The video, entitled “Tomorrow’s News,” imagines a local news report that predicts the next day’s school massacre.
“I’m here at the scene of tomorrow’s shooting,” the reporter tells the audience, “where a 15-year-old will kill four children, two adults and then turn the gun on himself.”
The spot then runs through interviews with the familiar cast of school shooting witnesses: parents, teachers, students and first responders.
“When the shooting starts happening tomorrow I’ll probably just think it’s firecrackers or a car backfiring or something,” a parent says.
“He told some of us that his dad kept a gun in his closet,” a classmate of the shooter says. “And he always talked about using it on, you know, the people that bullied him. Tomorrow I’ll probably say that I wish I told someone.”
“After the shooting we’re gonna feel pretty bad about picking on him,” another says. “But until then we’ll probably keep doing it because he’s pretty weird.”
“Tomorrow I’ll probably point out that something seemed off with him since the beginning of the school year,” a teacher says on the faux news report.
A police officer then reveals another warning sign that will go unreported.
“Someone is expected to tell us after the shooting that the shooter has been posting on social media about doing this for weeks,” the officer says.
“So how will you explain the shooting to your daughter?” the reporter asks a witness holding her young child at the end of the 90-second spot.
“Actually I won’t get to explain it to her,” the woman replies. “Because she won’t make it.”
The reporter then signs off from the scene of “another shooting we’ll say we never saw coming.”
The new ad comes a year after the release of Sandy Hook Promise’s chilling PSA “Evan,” which shows how those affected by school shootings can miss the warning signs — even when they’re right in front of their eyes. Both ads were produced by New York-based advertising firm BBDO.
“We’re very much focused on what we can do to present these tragedies moving forward rather than always looking backwards and talking about what happened,” Sandy Hook Promise co-founder Nicole Hockley told Yahoo News. Hockley’s son, Dylan, was killed in the Dec. 14, 2012, massacre. “The new PSA is a continuation of our message and our mission — that we’re all able to stop a shooting from happening tomorrow by being able to take action today, and part of that taking action is knowing to recognize these signs of someone who’s at risk and then intervening, getting them the help they need.
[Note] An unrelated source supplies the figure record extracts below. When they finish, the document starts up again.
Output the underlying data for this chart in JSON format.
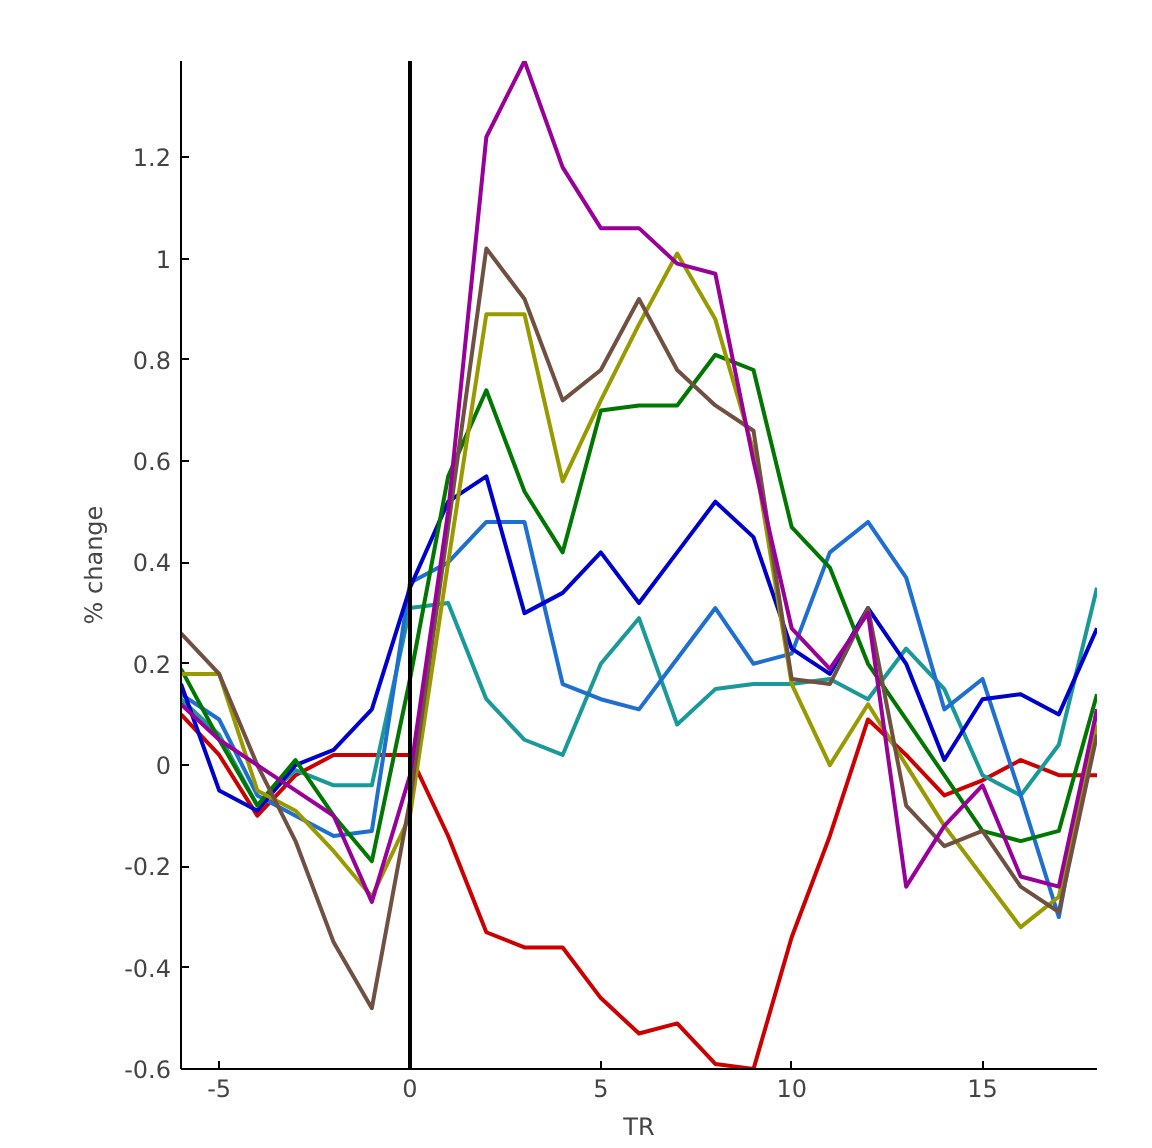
{
  "chart_data": {
    "type": "line",
    "xlabel": "TR",
    "ylabel": "% change",
    "x": [
      -6,
      -5,
      -4,
      -3,
      -2,
      -1,
      0,
      1,
      2,
      3,
      4,
      5,
      6,
      7,
      8,
      9,
      10,
      11,
      12,
      13,
      14,
      15,
      16,
      17,
      18
    ],
    "xlim": [
      -6,
      18
    ],
    "xticks": [
      -5,
      0,
      5,
      10,
      15
    ],
    "ylim": [
      -0.6,
      1.39
    ],
    "yticks": [
      -0.6,
      -0.4,
      -0.2,
      0,
      0.2,
      0.4,
      0.6,
      0.8,
      1,
      1.2
    ],
    "grid": false,
    "ref_lines": [
      {
        "axis": "x",
        "value": 0,
        "color": "#000000"
      }
    ],
    "series": [
      {
        "color": "#cc0000",
        "values": [
          0.1,
          0.02,
          -0.1,
          -0.02,
          0.02,
          0.02,
          0.02,
          -0.14,
          -0.33,
          -0.36,
          -0.36,
          -0.46,
          -0.53,
          -0.51,
          -0.59,
          -0.6,
          -0.34,
          -0.14,
          0.09,
          0.02,
          -0.06,
          -0.03,
          0.01,
          -0.02,
          -0.02
        ]
      },
      {
        "color": "#1a9999",
        "values": [
          0.13,
          0.06,
          -0.08,
          -0.01,
          -0.04,
          -0.04,
          0.31,
          0.32,
          0.13,
          0.05,
          0.02,
          0.2,
          0.29,
          0.08,
          0.15,
          0.16,
          0.16,
          0.17,
          0.13,
          0.23,
          0.15,
          -0.02,
          -0.06,
          0.04,
          0.35
        ]
      },
      {
        "color": "#1e6fd0",
        "values": [
          0.14,
          0.09,
          -0.06,
          -0.1,
          -0.14,
          -0.13,
          0.36,
          0.4,
          0.48,
          0.48,
          0.16,
          0.13,
          0.11,
          0.21,
          0.31,
          0.2,
          0.22,
          0.42,
          0.48,
          0.37,
          0.11,
          0.17,
          -0.06,
          -0.3,
          0.11
        ]
      },
      {
        "color": "#0000cc",
        "values": [
          0.16,
          -0.05,
          -0.09,
          0.0,
          0.03,
          0.11,
          0.35,
          0.52,
          0.57,
          0.3,
          0.34,
          0.42,
          0.32,
          0.42,
          0.52,
          0.45,
          0.23,
          0.18,
          0.31,
          0.2,
          0.01,
          0.13,
          0.14,
          0.1,
          0.27
        ]
      },
      {
        "color": "#007700",
        "values": [
          0.19,
          0.05,
          -0.08,
          0.01,
          -0.1,
          -0.19,
          0.17,
          0.57,
          0.74,
          0.54,
          0.42,
          0.7,
          0.71,
          0.71,
          0.81,
          0.78,
          0.47,
          0.39,
          0.2,
          0.09,
          -0.02,
          -0.13,
          -0.15,
          -0.13,
          0.14
        ]
      },
      {
        "color": "#999900",
        "values": [
          0.18,
          0.18,
          -0.05,
          -0.09,
          -0.17,
          -0.26,
          -0.1,
          0.4,
          0.89,
          0.89,
          0.56,
          0.72,
          0.87,
          1.01,
          0.88,
          0.62,
          0.16,
          0.0,
          0.12,
          0.0,
          -0.12,
          -0.22,
          -0.32,
          -0.26,
          0.08
        ]
      },
      {
        "color": "#705040",
        "values": [
          0.26,
          0.18,
          0.0,
          -0.15,
          -0.35,
          -0.48,
          -0.07,
          0.47,
          1.02,
          0.92,
          0.72,
          0.78,
          0.92,
          0.78,
          0.71,
          0.66,
          0.17,
          0.16,
          0.31,
          -0.08,
          -0.16,
          -0.13,
          -0.24,
          -0.29,
          0.06
        ]
      },
      {
        "color": "#990099",
        "values": [
          0.12,
          0.05,
          0.0,
          -0.05,
          -0.1,
          -0.27,
          -0.02,
          0.5,
          1.24,
          1.39,
          1.18,
          1.06,
          1.06,
          0.99,
          0.97,
          0.6,
          0.27,
          0.19,
          0.3,
          -0.24,
          -0.12,
          -0.04,
          -0.22,
          -0.24,
          0.11
        ]
      }
    ]
  }
}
“This video is a hard watch, it’s an uncomfortable watch, but it really pushes that message,” she added. “You hear afterwards about, oh, well, I heard that he had posted something on social media or he had been threatening students or she’s been threatening to hurt herself, so to say it after the fact is too late. It’s all about taking action now.”
In addition to “Tomorrow’s News,” Sandy Hook Promise is also releasing a new Sheryl Crow song — “The Dreaming Kind” — that was written specifically for the five-year anniversary of the shootings in Newtown. All proceeds from the sale of the single will benefit the organization.